Wednesday, February 05, 2014

Big Win For CCA Bond

An interesting election last night in Clear Creek Amana: a case where a drop in turnout may actually indicate an increase in support.

The CCA bond issue passed 78-22%. It's a general rule of our local politics that any money  issue starts off with about a 20% automatic no vote, driven by either ideology (Tax Bad) or self-interest (MY kids are out of school). So to reach that magic 60% for a bond, and subtracting that 20% Automatic No, you have to win 75% of the remaining 80% of the electorate.

Yesterday's issue won pretty much everyone EXCEPT the Automatic No. As expected, the Yes was highest in the high-growth areas on the east end of the district: 83% in Tiffin and a North Korean 93% on the west side of North Liberty.

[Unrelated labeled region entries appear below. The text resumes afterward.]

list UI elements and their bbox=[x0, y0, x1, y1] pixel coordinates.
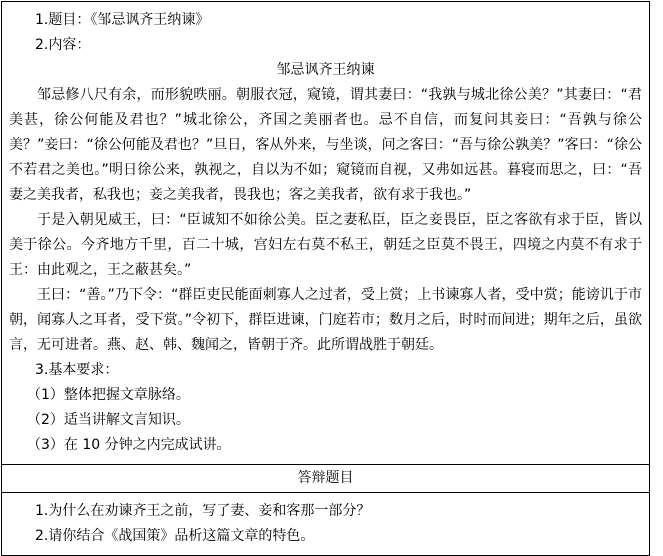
defense-question-1: 1.为什么在劝谏齐王之前，写了妻、妾和客那一部分？ bbox=[9, 499, 642, 524]
question-content-section: 1.题目：《邹忌讽齐王纳谏》 2.内容： 邹忌讽齐王纳谏 邹忌修八尺有余，而形貌… bbox=[2, 2, 649, 464]
defense-questions-section: 1.为什么在劝谏齐王之前，写了妻、妾和客那一部分？ 2.请你结合《战国策》品析这… bbox=[2, 492, 649, 555]
content-label-line: 2.内容： bbox=[9, 33, 642, 58]
defense-question-2: 2.请你结合《战国策》品析这篇文章的特色。 bbox=[9, 524, 642, 549]
exam-paper-page: 1.题目：《邹忌讽齐王纳谏》 2.内容： 邹忌讽齐王纳谏 邹忌修八尺有余，而形貌… bbox=[0, 1, 663, 533]
exam-question-table: 1.题目：《邹忌讽齐王纳谏》 2.内容： 邹忌讽齐王纳谏 邹忌修八尺有余，而形貌… bbox=[1, 1, 650, 556]
article-paragraph-2: 于是入朝见威王，曰：“臣诚知不如徐公美。臣之妻私臣，臣之妾畏臣，臣之客欲有求于臣… bbox=[9, 208, 642, 283]
basic-requirements-label: 3.基本要求： bbox=[9, 358, 642, 383]
requirement-item-3: （3）在 10 分钟之内完成试讲。 bbox=[9, 433, 642, 458]
defense-header-title: 答辩题目 bbox=[9, 466, 642, 491]
article-paragraph-1: 邹忌修八尺有余，而形貌昳丽。朝服衣冠，窥镜，谓其妻曰：“我孰与城北徐公美？”其妻… bbox=[9, 83, 642, 208]
article-paragraph-3: 王曰：“善。”乃下令：“群臣吏民能面刺寡人之过者，受上赏；上书谏寡人者，受中赏；… bbox=[9, 283, 642, 358]
question-title-line: 1.题目：《邹忌讽齐王纳谏》 bbox=[9, 8, 642, 33]
requirement-item-2: （2）适当讲解文言知识。 bbox=[9, 408, 642, 433]
article-title: 邹忌讽齐王纳谏 bbox=[9, 58, 642, 83]
requirement-item-1: （1）整体把握文章脉络。 bbox=[9, 383, 642, 408]
defense-header-row: 答辩题目 bbox=[2, 464, 649, 492]
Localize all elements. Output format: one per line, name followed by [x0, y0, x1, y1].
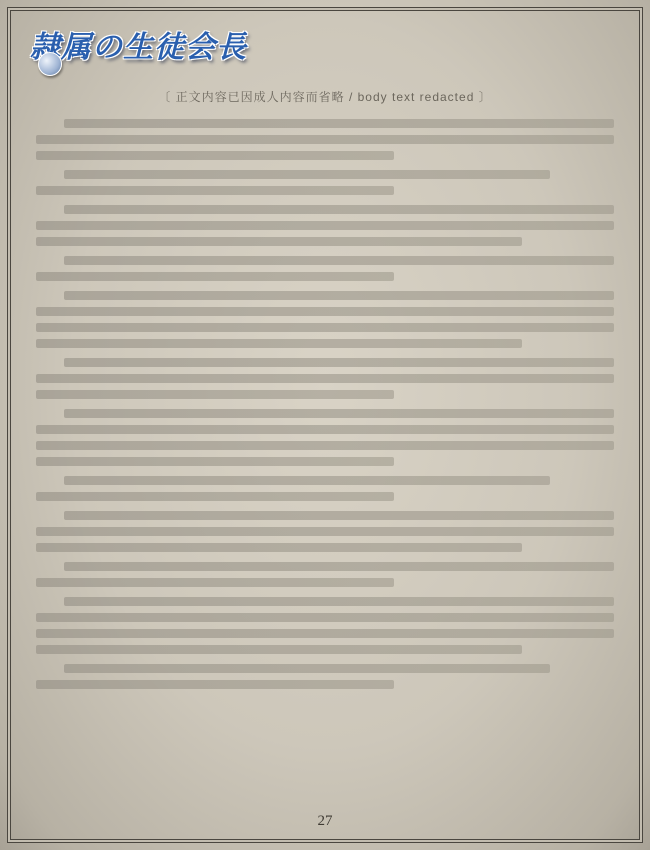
- redacted-paragraph: [36, 597, 614, 654]
- body-text-area: 〔 正文内容已因成人内容而省略 / body text redacted 〕: [36, 88, 614, 802]
- redacted-paragraph: [36, 256, 614, 281]
- redaction-notice: 〔 正文内容已因成人内容而省略 / body text redacted 〕: [36, 88, 614, 105]
- logo-title-text: 隷属の生徒会長: [30, 22, 290, 66]
- redacted-paragraph: [36, 511, 614, 552]
- title-logo: 隷属の生徒会長: [30, 22, 290, 77]
- novel-page: 隷属の生徒会長 〔 正文内容已因成人内容而省略 / body text reda…: [0, 0, 650, 850]
- redacted-paragraph: [36, 119, 614, 160]
- redacted-paragraph: [36, 664, 614, 689]
- redacted-paragraph: [36, 409, 614, 466]
- redacted-paragraph: [36, 291, 614, 348]
- redacted-paragraph: [36, 562, 614, 587]
- redacted-paragraph: [36, 476, 614, 501]
- redacted-paragraph: [36, 170, 614, 195]
- redacted-paragraph: [36, 205, 614, 246]
- redacted-paragraph: [36, 358, 614, 399]
- logo-emblem-icon: [38, 52, 62, 76]
- page-number: 27: [0, 813, 650, 830]
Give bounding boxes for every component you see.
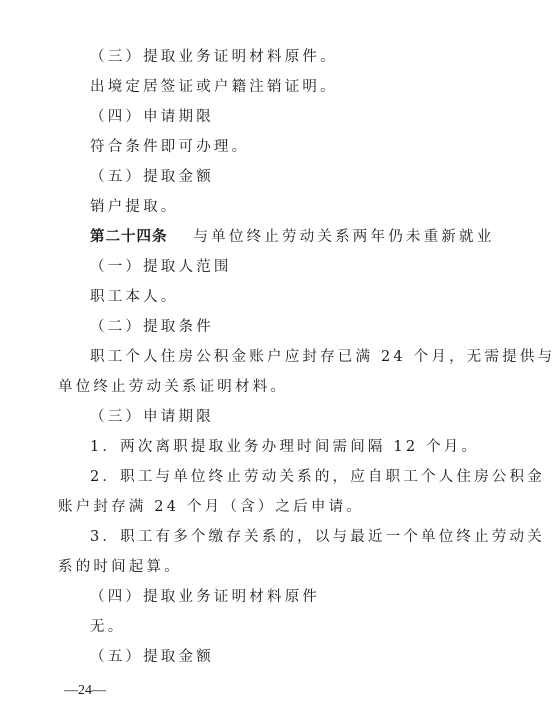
section-heading-conditions: （二）提取条件 bbox=[90, 312, 510, 342]
article-title: 与单位终止劳动关系两年仍未重新就业 bbox=[194, 229, 495, 245]
section-heading-applicant-scope: （一）提取人范围 bbox=[90, 252, 510, 282]
paragraph-text: 职工本人。 bbox=[90, 282, 510, 312]
paragraph-text: 销户提取。 bbox=[90, 192, 510, 222]
paragraph-text: 符合条件即可办理。 bbox=[90, 132, 510, 162]
article-number: 第二十四条 bbox=[90, 228, 168, 245]
paragraph-text: 无。 bbox=[90, 612, 510, 642]
section-heading-withdrawal-amount: （五）提取金额 bbox=[90, 162, 510, 192]
section-heading-withdrawal-amount: （五）提取金额 bbox=[90, 642, 510, 672]
section-heading-business-documents: （三）提取业务证明材料原件。 bbox=[90, 42, 510, 72]
section-heading-business-documents: （四）提取业务证明材料原件 bbox=[90, 582, 510, 612]
list-item-3-continued: 系的时间起算。 bbox=[58, 552, 498, 582]
page-number: —24— bbox=[64, 683, 106, 699]
paragraph-text: 职工个人住房公积金账户应封存已满 24 个月，无需提供与 bbox=[90, 342, 510, 372]
article-heading: 第二十四条与单位终止劳动关系两年仍未重新就业 bbox=[90, 222, 510, 252]
list-item-2: 2．职工与单位终止劳动关系的，应自职工个人住房公积金 bbox=[90, 462, 510, 492]
section-heading-application-period: （四）申请期限 bbox=[90, 102, 510, 132]
list-item-3: 3．职工有多个缴存关系的，以与最近一个单位终止劳动关 bbox=[90, 522, 510, 552]
paragraph-text-continued: 单位终止劳动关系证明材料。 bbox=[58, 372, 498, 402]
section-heading-application-period: （三）申请期限 bbox=[90, 402, 510, 432]
list-item-1: 1．两次离职提取业务办理时间需间隔 12 个月。 bbox=[90, 432, 510, 462]
paragraph-text: 出境定居签证或户籍注销证明。 bbox=[90, 72, 510, 102]
document-page: （三）提取业务证明材料原件。 出境定居签证或户籍注销证明。 （四）申请期限 符合… bbox=[0, 0, 553, 722]
list-item-2-continued: 账户封存满 24 个月（含）之后申请。 bbox=[58, 492, 498, 522]
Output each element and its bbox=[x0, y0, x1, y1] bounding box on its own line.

During the day, based on turnout and based on past elections, I was predicting a 67 or 68% win. My benchmark was the February 2006 vote that built North Bend Elementary, the "new" school that's already crowded. That vote saw similar high support in North Liberty and Tiffin, but strong opposition in Iowa County in the former Amana school district, where growth is slower.

Amana voters have always shown a sharply different voting pattern to the Johnson County part, both for candidates and for bonds. So my 67-68% estimate was based on a 75% No vote out of Amana like they saw in 2006.

Instead, Amana voted two to one YES yesterday, kicking the result up from the solid win of 2006 to the near-consensus level of 78%.

That near consensus may have been why turnout dropped. In 2006, with active opposition from Amana, both the Yes and No sides stepped up their early voting and election day efforts, and cranked turnout up to 41%.

But yesterday, turnout slipped to 16%. Weather may have been a factor; I can't remember the exact conditions of 2006 but it was at the same time of year. But weather didn't hurt turnout in Swisher, where a divisive mayor's race yesterday drew 48% to the polls.

More of a factor, I think? With no active opposition and a near consensus that the project was needed, there was less of a sense of urgency and more confidence. So paradoxically, the drop in turnout was likely an indicator of the increase in support. I'm just a blogger not a professor, but someone should write a journal article.